Electricity consumption accounts for around 36% of emissions from IKEA’s production, which itself represents 7% of the company’s total climate footprint. Increasing the use of renewable electricity is seen as a key step towards achieving net zero emissions across its value chain.
Originally launched in FY21, the renewable electricity programme was designed to help suppliers access clean energy in markets where availability is limited. With the latest expansion, the programme now covers 27 markets and more than 91% of CO2 emissions from electricity used in production.
China and India were among the first countries included in the initiative. Between FY20 and FY24, CO2 emissions from electricity use fell by 87% at Chinese suppliers and by 49% at Indian suppliers. The share of renewable electricity in production now stands at 92% in China and 69% in India.

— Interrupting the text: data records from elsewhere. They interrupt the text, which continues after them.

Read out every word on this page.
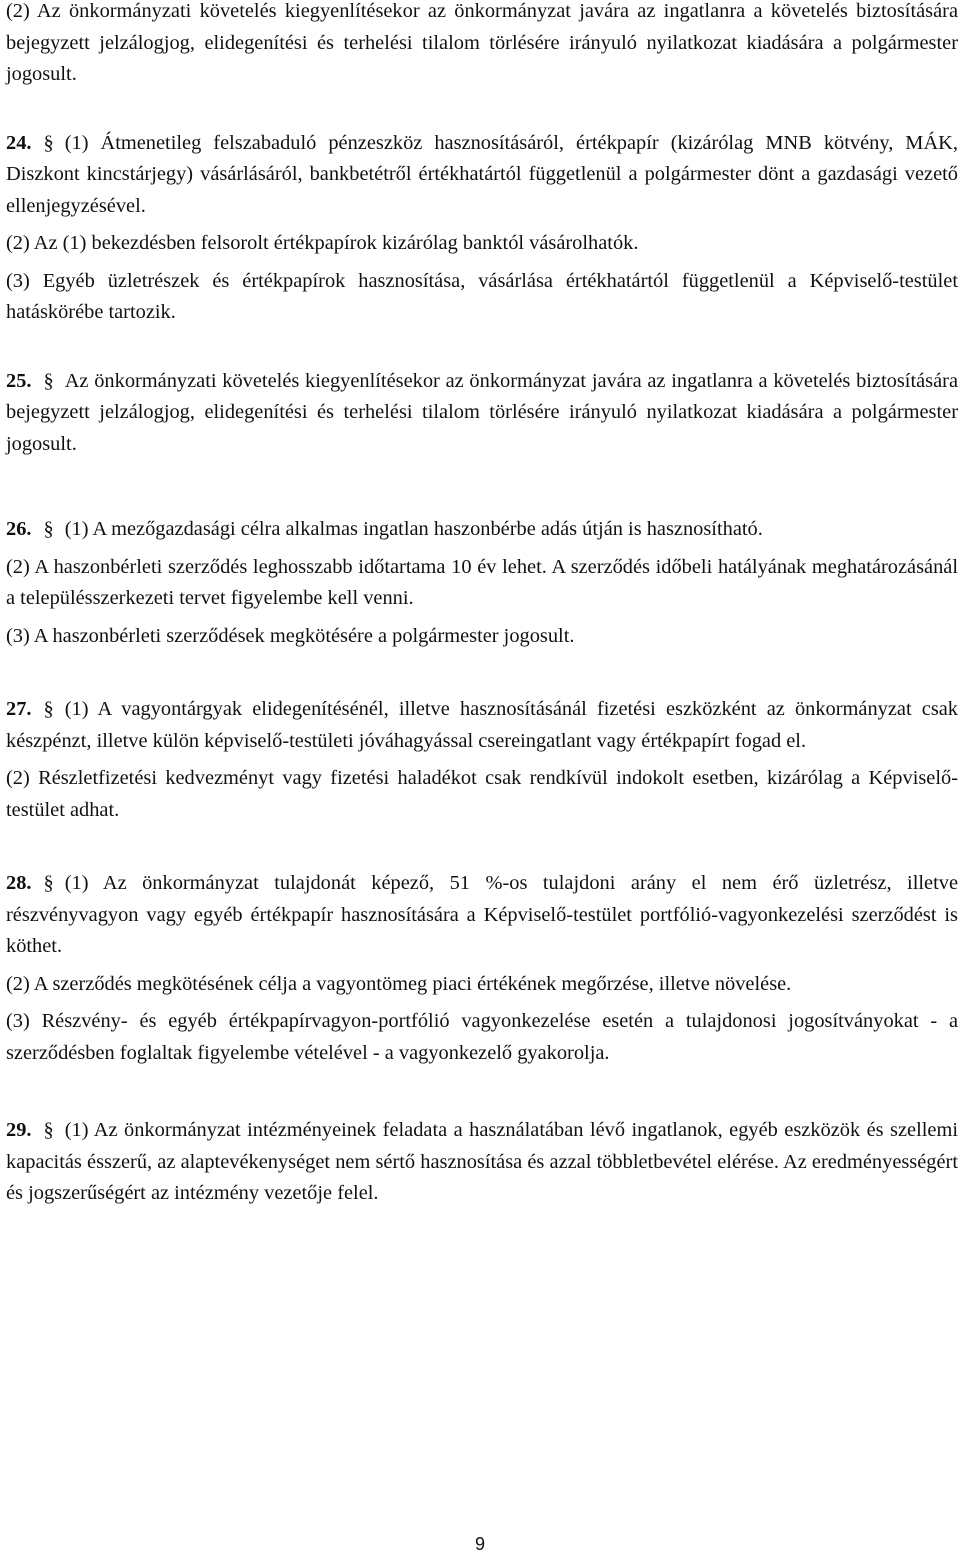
(2) Az önkormányzati követelés kiegyenlítésekor az önkormányzat javára az ingatlanra a követelés biztosítására bejegyzett jelzálogjog, elidegenítési és terhelési tilalom törlésére irányuló nyilatkozat kiadására a polgármester jogosult.

24. § (1) Átmenetileg felszabaduló pénzeszköz hasznosításáról, értékpapír (kizárólag MNB kötvény, MÁK, Diszkont kincstárjegy) vásárlásáról, bankbetétről értékhatártól függetlenül a polgármester dönt a gazdasági vezető ellenjegyzésével.

(2) Az (1) bekezdésben felsorolt értékpapírok kizárólag banktól vásárolhatók.

(3) Egyéb üzletrészek és értékpapírok hasznosítása, vásárlása értékhatártól függetlenül a Képviselő-testület hatáskörébe tartozik.

25. § Az önkormányzati követelés kiegyenlítésekor az önkormányzat javára az ingatlanra a követelés biztosítására bejegyzett jelzálogjog, elidegenítési és terhelési tilalom törlésére irányuló nyilatkozat kiadására a polgármester jogosult.

26. § (1) A mezőgazdasági célra alkalmas ingatlan haszonbérbe adás útján is hasznosítható.

(2) A haszonbérleti szerződés leghosszabb időtartama 10 év lehet. A szerződés időbeli hatályának meghatározásánál a településszerkezeti tervet figyelembe kell venni.

(3) A haszonbérleti szerződések megkötésére a polgármester jogosult.

27. § (1) A vagyontárgyak elidegenítésénél, illetve hasznosításánál fizetési eszközként az önkormányzat csak készpénzt, illetve külön képviselő-testületi jóváhagyással csereingatlant vagy értékpapírt fogad el.

(2) Részletfizetési kedvezményt vagy fizetési haladékot csak rendkívül indokolt esetben, kizárólag a Képviselő-testület adhat.

28. § (1) Az önkormányzat tulajdonát képező, 51 %-os tulajdoni arány el nem érő üzletrész, illetve részvényvagyon vagy egyéb értékpapír hasznosítására a Képviselő-testület portfólió-vagyonkezelési szerződést is köthet.

(2) A szerződés megkötésének célja a vagyontömeg piaci értékének megőrzése, illetve növelése.

(3) Részvény- és egyéb értékpapírvagyon-portfólió vagyonkezelése esetén a tulajdonosi jogosítványokat - a szerződésben foglaltak figyelembe vételével - a vagyonkezelő gyakorolja.

29. § (1) Az önkormányzat intézményeinek feladata a használatában lévő ingatlanok, egyéb eszközök és szellemi kapacitás ésszerű, az alaptevékenységet nem sértő hasznosítása és azzal többletbevétel elérése. Az eredményességért és jogszerűségért az intézmény vezetője felel.

9
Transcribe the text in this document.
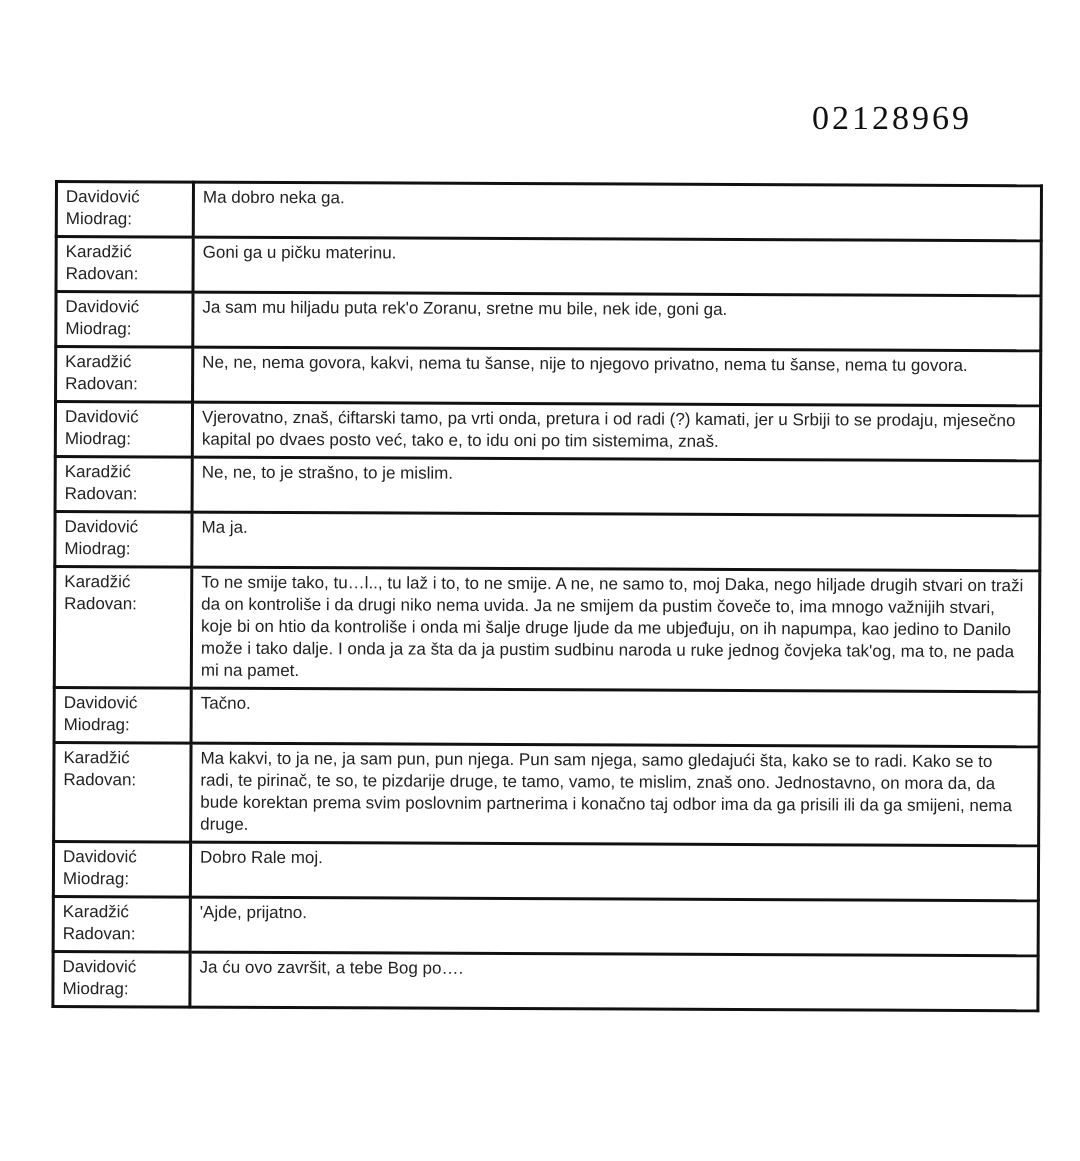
02128969
Davidović Miodrag:	Ma dobro neka ga.
Karadžić Radovan:	Goni ga u pičku materinu.
Davidović Miodrag:	Ja sam mu hiljadu puta rek'o Zoranu, sretne mu bile, nek ide, goni ga.
Karadžić Radovan:	Ne, ne, nema govora, kakvi, nema tu šanse, nije to njegovo privatno, nema tu šanse, nema tu govora.
Davidović Miodrag:	Vjerovatno, znaš, ćiftarski tamo, pa vrti onda, pretura i od radi (?) kamati, jer u Srbiji to se prodaju, mjesečno kapital po dvaes posto već, tako e, to idu oni po tim sistemima, znaš.
Karadžić Radovan:	Ne, ne, to je strašno, to je mislim.
Davidović Miodrag:	Ma ja.
Karadžić Radovan:	To ne smije tako, tu…l.., tu laž i to, to ne smije. A ne, ne samo to, moj Daka, nego hiljade drugih stvari on traži da on kontroliše i da drugi niko nema uvida. Ja ne smijem da pustim čoveče to, ima mnogo važnijih stvari, koje bi on htio da kontroliše i onda mi šalje druge ljude da me ubjeđuju, on ih napumpa, kao jedino to Danilo može i tako dalje. I onda ja za šta da ja pustim sudbinu naroda u ruke jednog čovjeka tak'og, ma to, ne pada mi na pamet.
Davidović Miodrag:	Tačno.
Karadžić Radovan:	Ma kakvi, to ja ne, ja sam pun, pun njega. Pun sam njega, samo gledajući šta, kako se to radi. Kako se to radi, te pirinač, te so, te pizdarije druge, te tamo, vamo, te mislim, znaš ono. Jednostavno, on mora da, da bude korektan prema svim poslovnim partnerima i konačno taj odbor ima da ga prisili ili da ga smijeni, nema druge.
Davidović Miodrag:	Dobro Rale moj.
Karadžić Radovan:	'Ajde, prijatno.
Davidović Miodrag:	Ja ću ovo završit, a tebe Bog po….
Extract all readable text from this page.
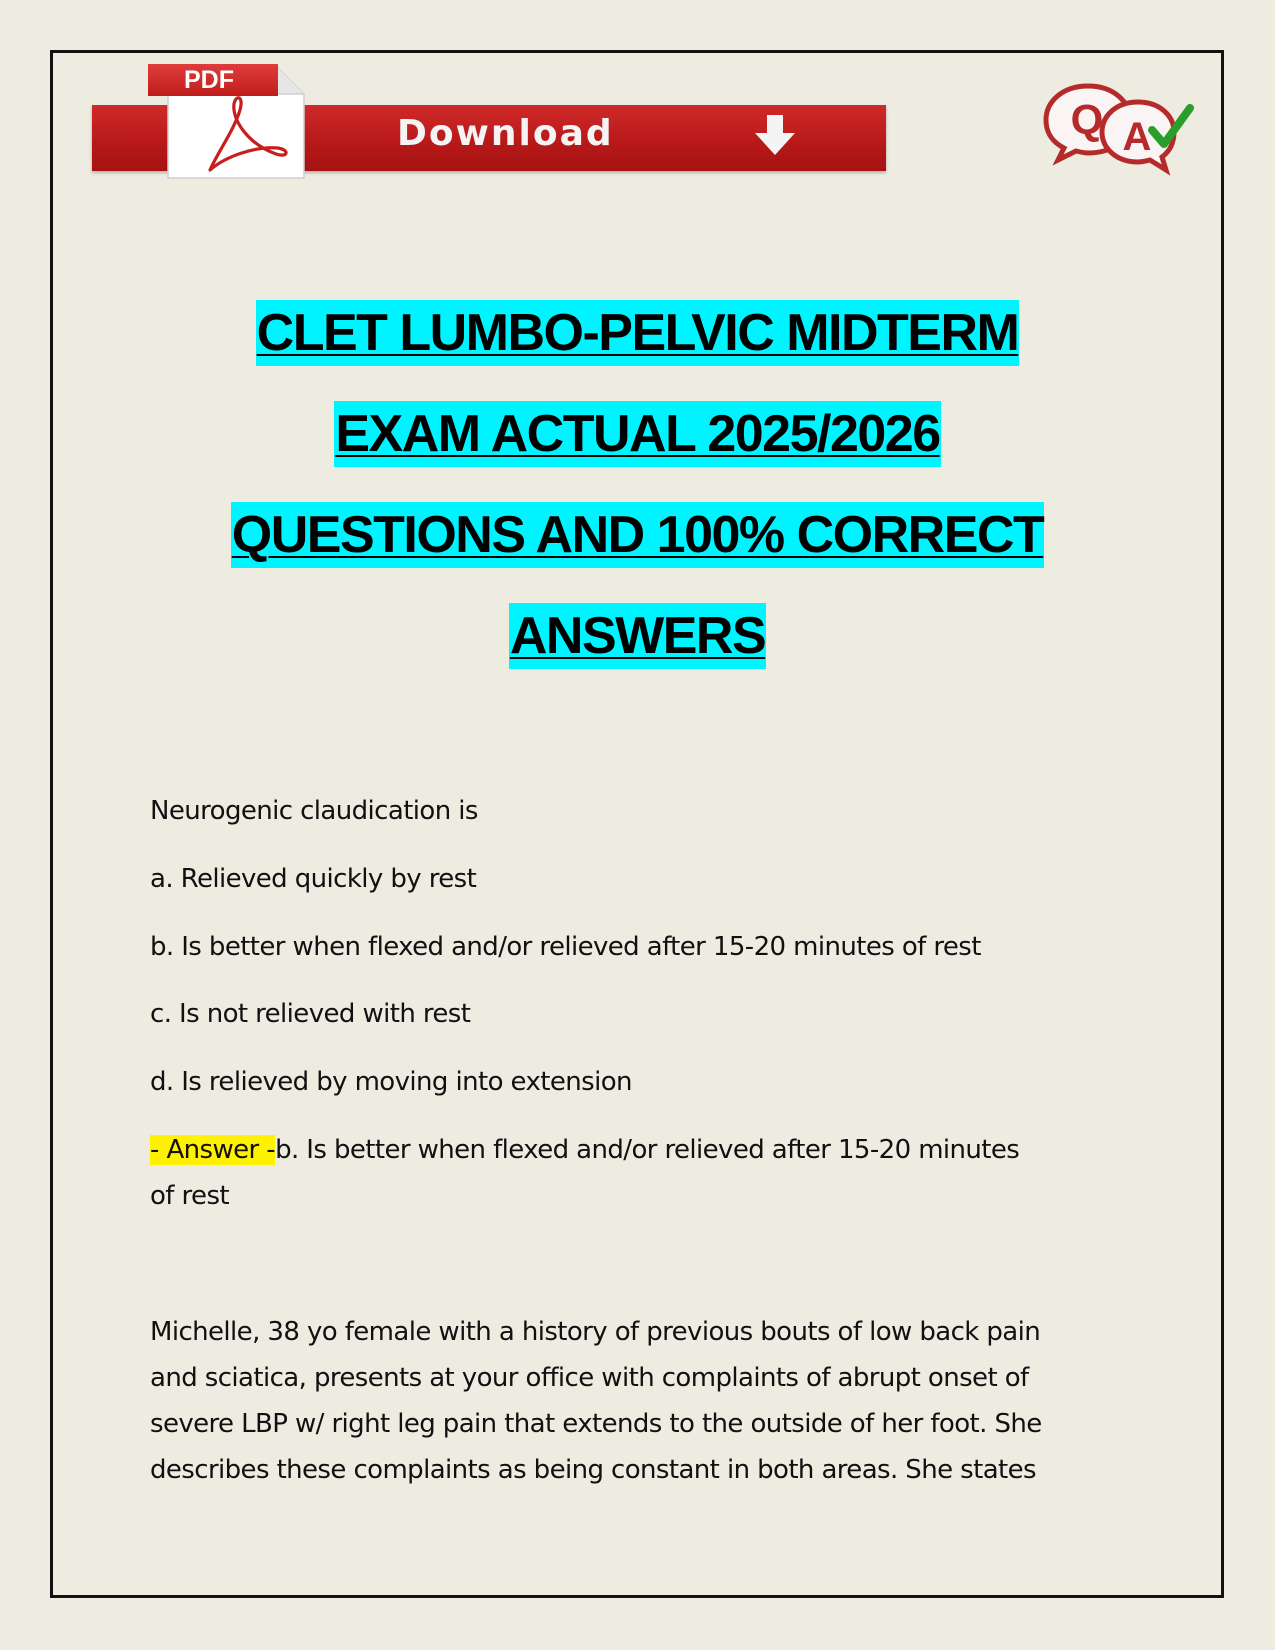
PDF
Download	Q A
CLET LUMBO-PELVIC MIDTERM
EXAM ACTUAL 2025/2026
QUESTIONS AND 100% CORRECT
ANSWERS
Neurogenic claudication is
a. Relieved quickly by rest
b. Is better when flexed and/or relieved after 15-20 minutes of rest
c. Is not relieved with rest
d. Is relieved by moving into extension
- Answer -b. Is better when flexed and/or relieved after 15-20 minutes
of rest
Michelle, 38 yo female with a history of previous bouts of low back pain
and sciatica, presents at your office with complaints of abrupt onset of
severe LBP w/ right leg pain that extends to the outside of her foot. She
describes these complaints as being constant in both areas. She states
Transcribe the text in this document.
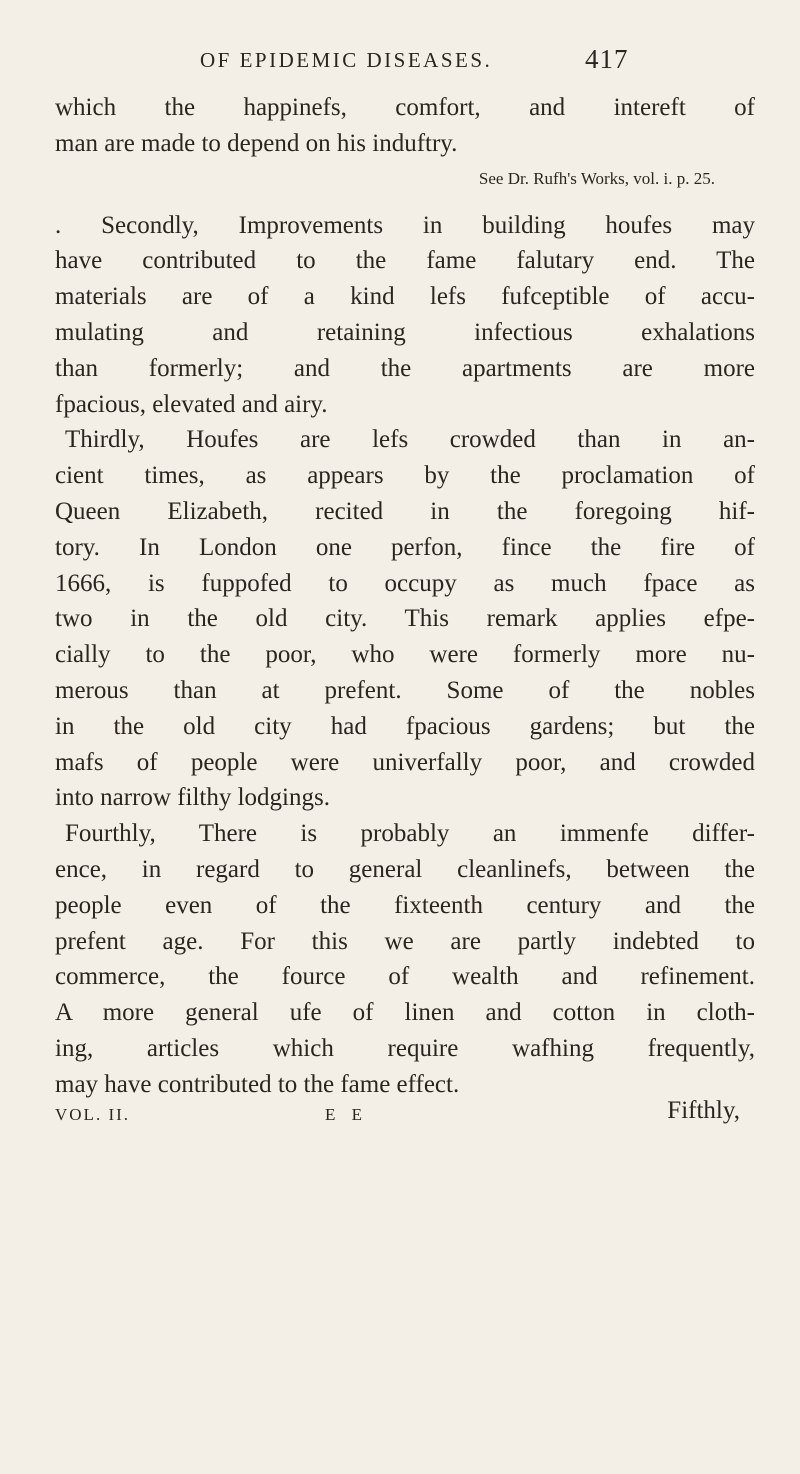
OF EPIDEMIC DISEASES.	417
which the happinefs, comfort, and intereft of
man are made to depend on his induftry.
See Dr. Rufh's Works, vol. i. p. 25.
. Secondly, Improvements in building houfes may
have contributed to the fame falutary end. The
materials are of a kind lefs fufceptible of accu-
mulating and retaining infectious exhalations
than formerly; and the apartments are more
fpacious, elevated and airy.
Thirdly, Houfes are lefs crowded than in an-
cient times, as appears by the proclamation of
Queen Elizabeth, recited in the foregoing hif-
tory. In London one perfon, fince the fire of
1666, is fuppofed to occupy as much fpace as
two in the old city. This remark applies efpe-
cially to the poor, who were formerly more nu-
merous than at prefent. Some of the nobles
in the old city had fpacious gardens; but the
mafs of people were univerfally poor, and crowded
into narrow filthy lodgings.
Fourthly, There is probably an immenfe differ-
ence, in regard to general cleanlinefs, between the
people even of the fixteenth century and the
prefent age. For this we are partly indebted to
commerce, the fource of wealth and refinement.
A more general ufe of linen and cotton in cloth-
ing, articles which require wafhing frequently,
may have contributed to the fame effect.
VOL. II.	E E	Fifthly,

Under the programme, IKEA secures pre-negotiated agreements with renewable energy providers, allowing suppliers to opt into cost-effective clean energy contracts, including bundled frame agreements and power purchase agreements.
The company aims to achieve 100% renewable energy across its value chain, said Sriram Rajagopal, Head of Climate and Air Quality at Inter IKEA Group. With fossil fuel-based electricity generation being a major contributor to greenhouse gas emissions, IKEA’s expanded programme seeks to make the transition to renewables more accessible and affordable for its suppliers.